Sebagai akibat dari keputusan Morales untuk mengundurkan diri, warga Bolivia turun ke jalanan ibu kota La Paz untuk merayakan pesta kembang api, melambaikan Bendera Bolivia serta ada sekelompok orang yang menurunkan bendera Whipala, yang merupakan simbol representasi Pribumi yang merupakan pendukung Morales. Perayaan ini juga terjadi di kota Santa Cruz.[35]

Sementara itu, Ratusan pendukung Morales berjalan menuju pusat La Paz dari gunung-gunung di sekitar kota, beberapa diantara mereka bersenjatakan tongkat, meneriakkan "Ayo silahkan, perang sipil". Polisi mengatakan kelompok bersenjata itu merusak kantor polisi, menyebabkan kepanikan di beberapa lingkungan tempat dimana orang memblokir pintu mereka dengan mebel untuk melindungi toko dan rumah. Setelah menerima bantuan dari kepolisian dan politisi sipil, angkatan bersenjata mengumumkan malam itu bahwa mereka akan melakukan mobilisasi untuk mempertahankan layanan gas, air dan listrik di sekitar ibukota. Menurut polisi, satuan tentara dan polisi juga akan memulai patroli bersama di sekitar kota La Paz.[36]

Pemadaman listrik

Karena alasan yang tidak diketahui, pasokan air minum ke beberapa bagian di kota La Paz dan El Alto, dua kota besar di Bolivia, terputus.[37]

12 November

Pada 12 November Morales meninggalkan Bolivia dengan pesawat menuju Meksiko, setelah menerima suaka politik yang ditawarkan oleh Presiden Obrador.[38] Mantan wakil presiden Álvaro García Linera juga meninggalkan negara itu.[39]

Presiden sementara Jeanine Áñez meminta agar segera menyelenggarakan sidang luar biasa Majelis Legislatif Plurinasional untuk meratifikasi pengunduran diri Morales dan pejabat lainnya.
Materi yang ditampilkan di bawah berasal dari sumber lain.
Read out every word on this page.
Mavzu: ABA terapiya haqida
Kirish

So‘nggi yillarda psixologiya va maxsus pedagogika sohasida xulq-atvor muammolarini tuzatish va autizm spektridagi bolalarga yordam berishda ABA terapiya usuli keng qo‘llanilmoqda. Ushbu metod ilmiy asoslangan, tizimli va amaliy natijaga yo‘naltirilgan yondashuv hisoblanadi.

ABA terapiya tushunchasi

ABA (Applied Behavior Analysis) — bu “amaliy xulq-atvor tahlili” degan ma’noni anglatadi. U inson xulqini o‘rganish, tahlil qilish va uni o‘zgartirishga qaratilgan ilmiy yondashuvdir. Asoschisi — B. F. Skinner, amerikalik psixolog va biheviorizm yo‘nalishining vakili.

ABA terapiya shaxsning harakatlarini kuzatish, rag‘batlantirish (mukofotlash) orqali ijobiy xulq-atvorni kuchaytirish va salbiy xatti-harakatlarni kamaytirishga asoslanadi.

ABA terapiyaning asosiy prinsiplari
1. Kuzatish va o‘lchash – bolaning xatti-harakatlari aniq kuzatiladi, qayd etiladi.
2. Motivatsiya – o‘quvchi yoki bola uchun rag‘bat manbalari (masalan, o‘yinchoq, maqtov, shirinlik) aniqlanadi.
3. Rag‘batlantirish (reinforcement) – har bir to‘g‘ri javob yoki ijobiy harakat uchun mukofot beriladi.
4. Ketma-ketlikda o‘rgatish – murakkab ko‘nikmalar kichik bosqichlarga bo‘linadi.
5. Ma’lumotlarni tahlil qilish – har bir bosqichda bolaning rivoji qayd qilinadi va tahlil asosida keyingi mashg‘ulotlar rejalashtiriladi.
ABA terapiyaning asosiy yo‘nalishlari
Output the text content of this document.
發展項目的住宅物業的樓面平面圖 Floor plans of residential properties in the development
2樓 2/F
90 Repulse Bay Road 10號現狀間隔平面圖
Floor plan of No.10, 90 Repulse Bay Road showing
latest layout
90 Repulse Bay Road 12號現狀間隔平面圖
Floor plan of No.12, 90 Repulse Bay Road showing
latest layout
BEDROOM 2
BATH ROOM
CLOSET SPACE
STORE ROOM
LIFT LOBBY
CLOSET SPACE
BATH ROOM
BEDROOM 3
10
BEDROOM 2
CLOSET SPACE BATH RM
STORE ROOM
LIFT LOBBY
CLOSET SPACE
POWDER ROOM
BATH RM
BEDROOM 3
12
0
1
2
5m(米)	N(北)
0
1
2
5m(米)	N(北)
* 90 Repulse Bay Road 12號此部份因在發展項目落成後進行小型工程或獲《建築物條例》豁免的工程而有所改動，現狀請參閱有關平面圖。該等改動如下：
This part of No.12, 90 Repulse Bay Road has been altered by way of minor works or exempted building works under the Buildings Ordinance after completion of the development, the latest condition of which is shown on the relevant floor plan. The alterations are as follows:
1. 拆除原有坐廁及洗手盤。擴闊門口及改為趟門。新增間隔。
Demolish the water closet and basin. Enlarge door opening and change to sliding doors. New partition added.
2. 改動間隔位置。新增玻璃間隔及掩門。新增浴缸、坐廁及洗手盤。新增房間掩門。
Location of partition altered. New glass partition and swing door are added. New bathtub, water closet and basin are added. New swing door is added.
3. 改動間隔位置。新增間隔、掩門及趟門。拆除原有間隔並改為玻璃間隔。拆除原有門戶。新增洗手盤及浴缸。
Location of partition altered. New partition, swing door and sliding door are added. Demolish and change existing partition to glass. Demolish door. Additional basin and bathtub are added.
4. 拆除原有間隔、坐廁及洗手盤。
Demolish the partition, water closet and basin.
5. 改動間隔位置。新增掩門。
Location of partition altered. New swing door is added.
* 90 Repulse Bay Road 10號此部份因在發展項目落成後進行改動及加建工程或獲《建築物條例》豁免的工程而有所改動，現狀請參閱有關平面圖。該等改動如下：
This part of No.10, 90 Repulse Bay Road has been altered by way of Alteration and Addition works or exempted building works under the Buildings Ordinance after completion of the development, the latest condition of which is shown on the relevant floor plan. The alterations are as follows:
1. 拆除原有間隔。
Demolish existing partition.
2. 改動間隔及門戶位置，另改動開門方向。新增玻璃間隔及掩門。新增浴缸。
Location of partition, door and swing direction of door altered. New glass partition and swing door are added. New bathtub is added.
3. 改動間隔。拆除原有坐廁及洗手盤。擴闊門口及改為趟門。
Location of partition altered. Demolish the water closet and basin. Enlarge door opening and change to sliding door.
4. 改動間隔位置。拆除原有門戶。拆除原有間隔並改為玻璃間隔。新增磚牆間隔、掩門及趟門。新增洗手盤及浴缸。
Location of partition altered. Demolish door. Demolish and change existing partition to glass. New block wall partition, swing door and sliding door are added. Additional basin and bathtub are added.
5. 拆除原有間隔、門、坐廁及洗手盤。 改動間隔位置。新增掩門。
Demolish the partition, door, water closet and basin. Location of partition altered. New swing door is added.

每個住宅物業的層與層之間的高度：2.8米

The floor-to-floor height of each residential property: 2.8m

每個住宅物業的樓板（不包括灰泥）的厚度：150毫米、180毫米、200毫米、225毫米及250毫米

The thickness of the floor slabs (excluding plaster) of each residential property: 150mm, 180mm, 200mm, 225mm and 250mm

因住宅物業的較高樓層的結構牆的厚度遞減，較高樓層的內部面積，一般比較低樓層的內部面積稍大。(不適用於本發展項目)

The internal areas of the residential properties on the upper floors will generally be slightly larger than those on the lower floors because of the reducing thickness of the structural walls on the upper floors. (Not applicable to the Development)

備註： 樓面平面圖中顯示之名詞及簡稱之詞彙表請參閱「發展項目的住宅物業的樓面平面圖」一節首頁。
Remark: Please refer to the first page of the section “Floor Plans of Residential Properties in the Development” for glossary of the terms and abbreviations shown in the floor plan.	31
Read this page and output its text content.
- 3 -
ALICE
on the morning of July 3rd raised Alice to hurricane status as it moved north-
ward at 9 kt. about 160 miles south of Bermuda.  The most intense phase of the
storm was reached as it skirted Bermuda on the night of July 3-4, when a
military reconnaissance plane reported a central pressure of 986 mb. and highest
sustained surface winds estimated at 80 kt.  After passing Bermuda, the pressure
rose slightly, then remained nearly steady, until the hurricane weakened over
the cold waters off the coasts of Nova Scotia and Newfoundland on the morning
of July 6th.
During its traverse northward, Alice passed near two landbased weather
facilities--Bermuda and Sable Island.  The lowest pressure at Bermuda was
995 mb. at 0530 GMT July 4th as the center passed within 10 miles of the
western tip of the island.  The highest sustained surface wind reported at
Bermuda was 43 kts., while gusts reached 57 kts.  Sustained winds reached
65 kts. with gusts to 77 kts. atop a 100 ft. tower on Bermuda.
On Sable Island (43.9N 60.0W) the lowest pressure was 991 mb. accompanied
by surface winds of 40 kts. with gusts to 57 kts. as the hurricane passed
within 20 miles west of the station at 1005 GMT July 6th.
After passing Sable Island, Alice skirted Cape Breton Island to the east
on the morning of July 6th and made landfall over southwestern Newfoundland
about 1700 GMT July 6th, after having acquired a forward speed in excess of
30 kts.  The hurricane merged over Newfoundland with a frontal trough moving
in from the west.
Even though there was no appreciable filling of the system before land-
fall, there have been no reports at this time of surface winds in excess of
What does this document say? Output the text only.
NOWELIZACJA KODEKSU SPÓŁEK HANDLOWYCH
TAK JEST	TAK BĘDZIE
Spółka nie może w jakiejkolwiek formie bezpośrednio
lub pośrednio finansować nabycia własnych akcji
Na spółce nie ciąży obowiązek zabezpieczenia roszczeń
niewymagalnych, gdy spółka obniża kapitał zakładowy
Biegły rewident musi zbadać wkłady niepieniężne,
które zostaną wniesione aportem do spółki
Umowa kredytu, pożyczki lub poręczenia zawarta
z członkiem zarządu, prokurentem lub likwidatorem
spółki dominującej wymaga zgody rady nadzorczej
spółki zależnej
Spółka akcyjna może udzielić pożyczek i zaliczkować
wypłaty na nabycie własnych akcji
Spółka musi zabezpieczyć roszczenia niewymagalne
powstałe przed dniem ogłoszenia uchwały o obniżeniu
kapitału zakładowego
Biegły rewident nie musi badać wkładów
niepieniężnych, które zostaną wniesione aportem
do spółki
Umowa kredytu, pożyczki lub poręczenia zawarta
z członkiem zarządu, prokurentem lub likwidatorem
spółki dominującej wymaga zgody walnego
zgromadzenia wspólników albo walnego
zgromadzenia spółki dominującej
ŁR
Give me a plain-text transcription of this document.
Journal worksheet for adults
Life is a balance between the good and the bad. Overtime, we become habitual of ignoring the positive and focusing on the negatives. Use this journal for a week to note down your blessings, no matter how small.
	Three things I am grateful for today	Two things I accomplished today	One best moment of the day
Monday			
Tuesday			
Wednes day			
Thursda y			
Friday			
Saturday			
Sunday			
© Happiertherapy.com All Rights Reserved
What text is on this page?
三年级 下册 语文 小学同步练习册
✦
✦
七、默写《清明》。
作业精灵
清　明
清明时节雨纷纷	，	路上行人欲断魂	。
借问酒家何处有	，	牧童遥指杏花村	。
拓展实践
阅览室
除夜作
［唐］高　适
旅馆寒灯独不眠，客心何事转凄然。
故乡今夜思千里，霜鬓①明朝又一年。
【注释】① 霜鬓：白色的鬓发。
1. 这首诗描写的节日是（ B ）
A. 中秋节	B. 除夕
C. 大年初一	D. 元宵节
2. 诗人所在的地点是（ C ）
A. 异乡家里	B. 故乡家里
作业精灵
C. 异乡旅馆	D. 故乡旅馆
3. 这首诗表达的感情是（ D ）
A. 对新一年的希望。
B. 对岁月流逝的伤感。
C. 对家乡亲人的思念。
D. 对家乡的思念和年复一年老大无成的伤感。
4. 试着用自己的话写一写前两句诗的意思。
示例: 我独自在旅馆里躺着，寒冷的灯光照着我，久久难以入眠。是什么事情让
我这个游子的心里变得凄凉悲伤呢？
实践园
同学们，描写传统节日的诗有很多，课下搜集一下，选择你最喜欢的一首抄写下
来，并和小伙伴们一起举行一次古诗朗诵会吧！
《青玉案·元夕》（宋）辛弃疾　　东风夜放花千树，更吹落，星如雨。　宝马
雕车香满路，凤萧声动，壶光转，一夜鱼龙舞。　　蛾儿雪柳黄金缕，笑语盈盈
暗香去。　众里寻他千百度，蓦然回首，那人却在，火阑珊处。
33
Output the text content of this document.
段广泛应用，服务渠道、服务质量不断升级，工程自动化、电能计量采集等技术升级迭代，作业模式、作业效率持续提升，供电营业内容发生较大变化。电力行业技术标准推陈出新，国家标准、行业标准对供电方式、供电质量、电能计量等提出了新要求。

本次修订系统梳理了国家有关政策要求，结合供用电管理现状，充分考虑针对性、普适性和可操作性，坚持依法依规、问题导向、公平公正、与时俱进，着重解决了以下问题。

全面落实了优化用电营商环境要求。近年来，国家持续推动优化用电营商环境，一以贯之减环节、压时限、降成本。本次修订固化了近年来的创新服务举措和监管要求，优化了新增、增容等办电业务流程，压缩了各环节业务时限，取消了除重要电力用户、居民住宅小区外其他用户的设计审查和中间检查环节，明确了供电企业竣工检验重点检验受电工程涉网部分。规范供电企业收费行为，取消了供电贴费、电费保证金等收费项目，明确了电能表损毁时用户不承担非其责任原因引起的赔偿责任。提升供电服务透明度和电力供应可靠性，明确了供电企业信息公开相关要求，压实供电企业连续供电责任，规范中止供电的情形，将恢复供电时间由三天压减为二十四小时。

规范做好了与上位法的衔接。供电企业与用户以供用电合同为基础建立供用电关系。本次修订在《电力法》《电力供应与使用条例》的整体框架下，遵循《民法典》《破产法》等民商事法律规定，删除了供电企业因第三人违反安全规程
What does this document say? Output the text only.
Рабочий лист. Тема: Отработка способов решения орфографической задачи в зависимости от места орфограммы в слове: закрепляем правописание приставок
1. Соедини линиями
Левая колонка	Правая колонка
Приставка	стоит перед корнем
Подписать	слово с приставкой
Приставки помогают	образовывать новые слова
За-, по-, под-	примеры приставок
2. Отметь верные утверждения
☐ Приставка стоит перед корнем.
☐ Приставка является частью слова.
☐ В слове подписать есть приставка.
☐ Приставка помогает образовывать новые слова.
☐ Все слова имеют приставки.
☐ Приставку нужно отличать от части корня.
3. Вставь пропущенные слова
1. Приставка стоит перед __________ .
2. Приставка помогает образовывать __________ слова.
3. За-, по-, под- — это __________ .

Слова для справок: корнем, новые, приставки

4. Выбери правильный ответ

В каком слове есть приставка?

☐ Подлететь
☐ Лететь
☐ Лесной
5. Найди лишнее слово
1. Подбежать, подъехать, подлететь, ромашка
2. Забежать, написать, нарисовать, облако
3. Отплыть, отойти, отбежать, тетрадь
Áñez memanggil semua Deputi dan Senator untuk berpartisipasi, termasuk yang dari Gerakan untuk Sosialisme.[40]

Pada pukul 18:48 waktu setempat, berdasarkan pasal 169 Konstitusi Bolivia, Jeanine Áñez secara resmi mengambil alih sebagai Presiden Senat dan dilantik sebagai Presiden Bolivia di depan Majelis Legislatif Plurinasional; pelantikan ini diboikot oleh para anggota Gerakan untuk Sosialisme.[41] Langkah ini kemudian diperkuat oleh Majelis Konstitusi Plurinasional.[42]

13 November

Pada 13 November, Pemerintah Amerika Serikat mengakui Jeanine Áñez sebagai penjabat sementara presiden Bolivia. Keputusan ini mendapat penolakan dari mantan presiden Evo Morales beserta pendukungnya.[43][44]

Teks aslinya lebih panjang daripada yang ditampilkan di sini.